Quoi qu'il en soit vous vous êtes vu un certain jour enlevé de votre domicile non par la force de la tempête, du mistral, des tornades, de la bourrasque, d'un orage électrique ou des autans, mais par cette espèce de force sans nom, et qui n'eut jamais que les petits visages, des indifférents qui la représentent et ne marchent que parce qu'ils sont pour ce faire commandés ou salariés, et qui ne vient, cette force, que de la décision unilatérale d'un certain nombre de larrons en foire qui représentent le gouvernement, la police, l'administration, et dans votre cas la carence de toute armée. - Être brutalement sorti de son pays, pour être transplanté dans un autre comme une plante en prévention de carie est affreux, et il est affreux d'être brutalement et sur un ordre tout à coup dé-paysé. Plongeur qui perdrait l'axe d'un paysage et dans le paysage un lambeau de son corps, comme s'il voyait tout à coup son corps passer dans le paysage comme le rouleau d'un kaléïdoscope tournant. C'est une image, une métaphore de styliste mais qui traduit une monstrueuse et insultante réalité. C'est que nous ne sommes pas les maîtres de nos corps. - Nos père-mère en disposèrent pour l'école, quand l'administration n'en dispose pas pour les bagnes d'enfants ou les écoles de redressement professionnel, et la société pour les prisons et les asiles d'aliénés, puis la société en dispose pour le conseil de révision, les prêtres pour le " viatique " et l'extrême-onction du cercueil; et la société en dispose pour la guerre tandis qu'elle reste à l'arrière pour trafiquer de marché noir. Et le gouvernement de Vichy vend pour combien de fois 3o deniers combien de milliers de corps de jeunes hommes, pour servir de serfs en pays étranger. - Mais l'horrible de la chose, Mr Pierre Bousquet, n'est pas pour moi la transplantation, il n'est même pas dans le fait de n'être pas son maître, il est dans l'insolite pouvoir de cette chose qui n'a pas de nom, et qui en surface mais en surface seulement s'appelle société, gouvernenient, police, administration et contre laquelle il n'y eut même pas, le recours, dans l'histoire, de la force des révolutions. Car les révolutions ont disparu, mais la société, le gouvernement, la police, l'administration, les écoles, je veux dire les transmissions et transferts de croyances par les totems de l'enseignement, sont toujours restés debout.
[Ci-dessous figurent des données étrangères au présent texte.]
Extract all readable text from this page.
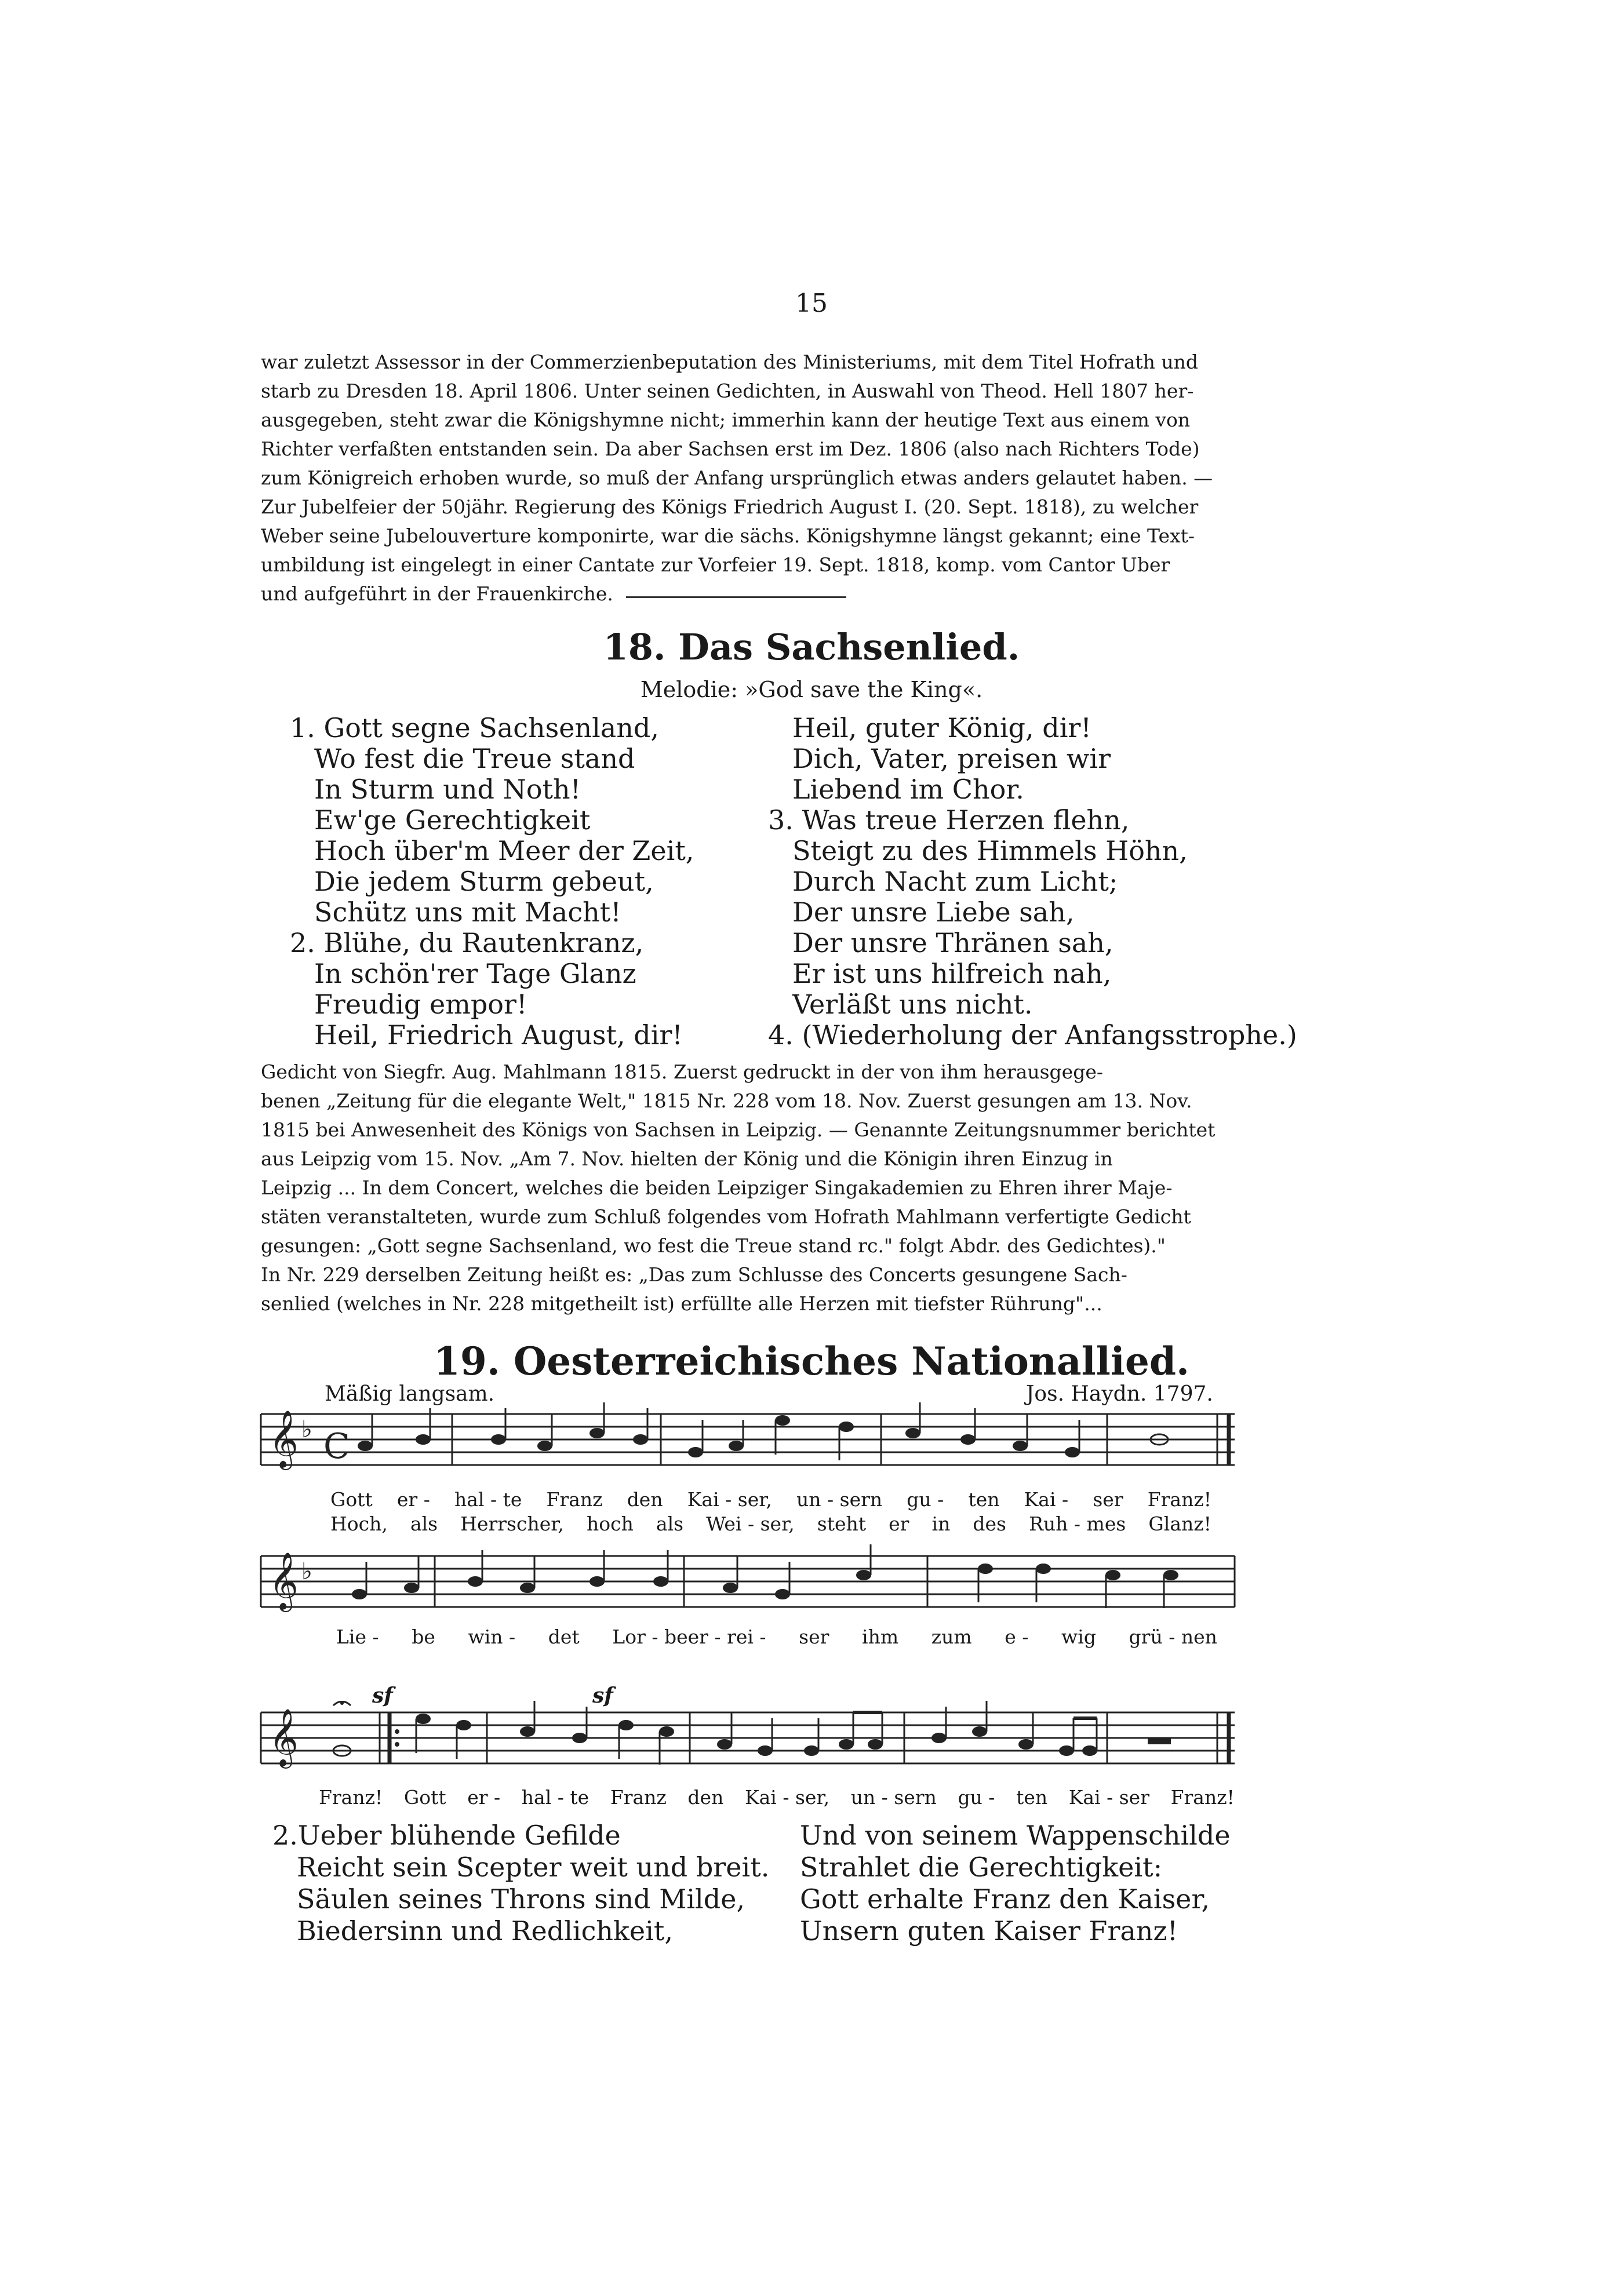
15
war zuletzt Assessor in der Commerzienbeputation des Ministeriums, mit dem Titel Hofrath und
starb zu Dresden 18. April 1806. Unter seinen Gedichten, in Auswahl von Theod. Hell 1807 her-
ausgegeben, steht zwar die Königshymne nicht; immerhin kann der heutige Text aus einem von
Richter verfaßten entstanden sein. Da aber Sachsen erst im Dez. 1806 (also nach Richters Tode)
zum Königreich erhoben wurde, so muß der Anfang ursprünglich etwas anders gelautet haben. —
Zur Jubelfeier der 50jähr. Regierung des Königs Friedrich August I. (20. Sept. 1818), zu welcher
Weber seine Jubelouverture komponirte, war die sächs. Königshymne längst gekannt; eine Text-
umbildung ist eingelegt in einer Cantate zur Vorfeier 19. Sept. 1818, komp. vom Cantor Uber
und aufgeführt in der Frauenkirche.
18. Das Sachsenlied.
Melodie: »God save the King«.
1. Gott segne Sachsenland,
Wo fest die Treue stand
In Sturm und Noth!
Ew'ge Gerechtigkeit
Hoch über'm Meer der Zeit,
Die jedem Sturm gebeut,
Schütz uns mit Macht!
2. Blühe, du Rautenkranz,
In schön'rer Tage Glanz
Freudig empor!
Heil, Friedrich August, dir!
Heil, guter König, dir!
Dich, Vater, preisen wir
Liebend im Chor.
3. Was treue Herzen flehn,
Steigt zu des Himmels Höhn,
Durch Nacht zum Licht;
Der unsre Liebe sah,
Der unsre Thränen sah,
Er ist uns hilfreich nah,
Verläßt uns nicht.
4. (Wiederholung der Anfangsstrophe.)
Gedicht von Siegfr. Aug. Mahlmann 1815. Zuerst gedruckt in der von ihm herausgege-
benen „Zeitung für die elegante Welt," 1815 Nr. 228 vom 18. Nov. Zuerst gesungen am 13. Nov.
1815 bei Anwesenheit des Königs von Sachsen in Leipzig. — Genannte Zeitungsnummer berichtet
aus Leipzig vom 15. Nov. „Am 7. Nov. hielten der König und die Königin ihren Einzug in
Leipzig ... In dem Concert, welches die beiden Leipziger Singakademien zu Ehren ihrer Maje-
stäten veranstalteten, wurde zum Schluß folgendes vom Hofrath Mahlmann verfertigte Gedicht
gesungen: „Gott segne Sachsenland, wo fest die Treue stand rc." folgt Abdr. des Gedichtes)."
In Nr. 229 derselben Zeitung heißt es: „Das zum Schlusse des Concerts gesungene Sach-
senlied (welches in Nr. 228 mitgetheilt ist) erfüllte alle Herzen mit tiefster Rührung"...
19. Oesterreichisches Nationallied.
Mäßig langsam.	Jos. Haydn. 1797.
𝄞 ♭ C
Gott er - hal - te Franz den Kai - ser, un - sern gu - ten Kai - ser Franz!
Hoch, als Herrscher, hoch als Wei - ser, steht er in des Ruh - mes Glanz!
𝄞 ♭
Lie - be win - det Lor - beer - rei - ser ihm zum e - wig grü - nen
sf	sf
𝄞
Franz! Gott er - hal - te Franz den Kai - ser, un - sern gu - ten Kai - ser Franz!
2.Ueber blühende Gefilde
Reicht sein Scepter weit und breit.
Säulen seines Throns sind Milde,
Biedersinn und Redlichkeit,
Und von seinem Wappenschilde
Strahlet die Gerechtigkeit:
Gott erhalte Franz den Kaiser,
Unsern guten Kaiser Franz!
Et on pourrait croire qu'il n'y a rien à faire.

Le jour de votre déportation en Allemagne, au milieu de cette petite angoisse qui vous saisit d'être conduit vous ne saviez où, et transporté hors de chez vous, vous vous êtes trouvé encadré. Passé on peut dire de main en main par des hommes qui, pour la part qui à ce moment-là leur revenait, représentaient cet indéfinissable pouvoir.

Que la police vienne s'asseoir devant vous dans un café comme cela m'a été fait à moi, ou que des gens à la solde du gouvernement vous fixent rendez-vous un certain jour, voire un certain matin, à une certaine heure, à un certain endroit pour vous emmener avec eux en Allemagne, est une de ces obligations immorales, une de ces contraintes, de ces lénifiantes oppressives contraintes contre lesquelles il n'y a rien à faire.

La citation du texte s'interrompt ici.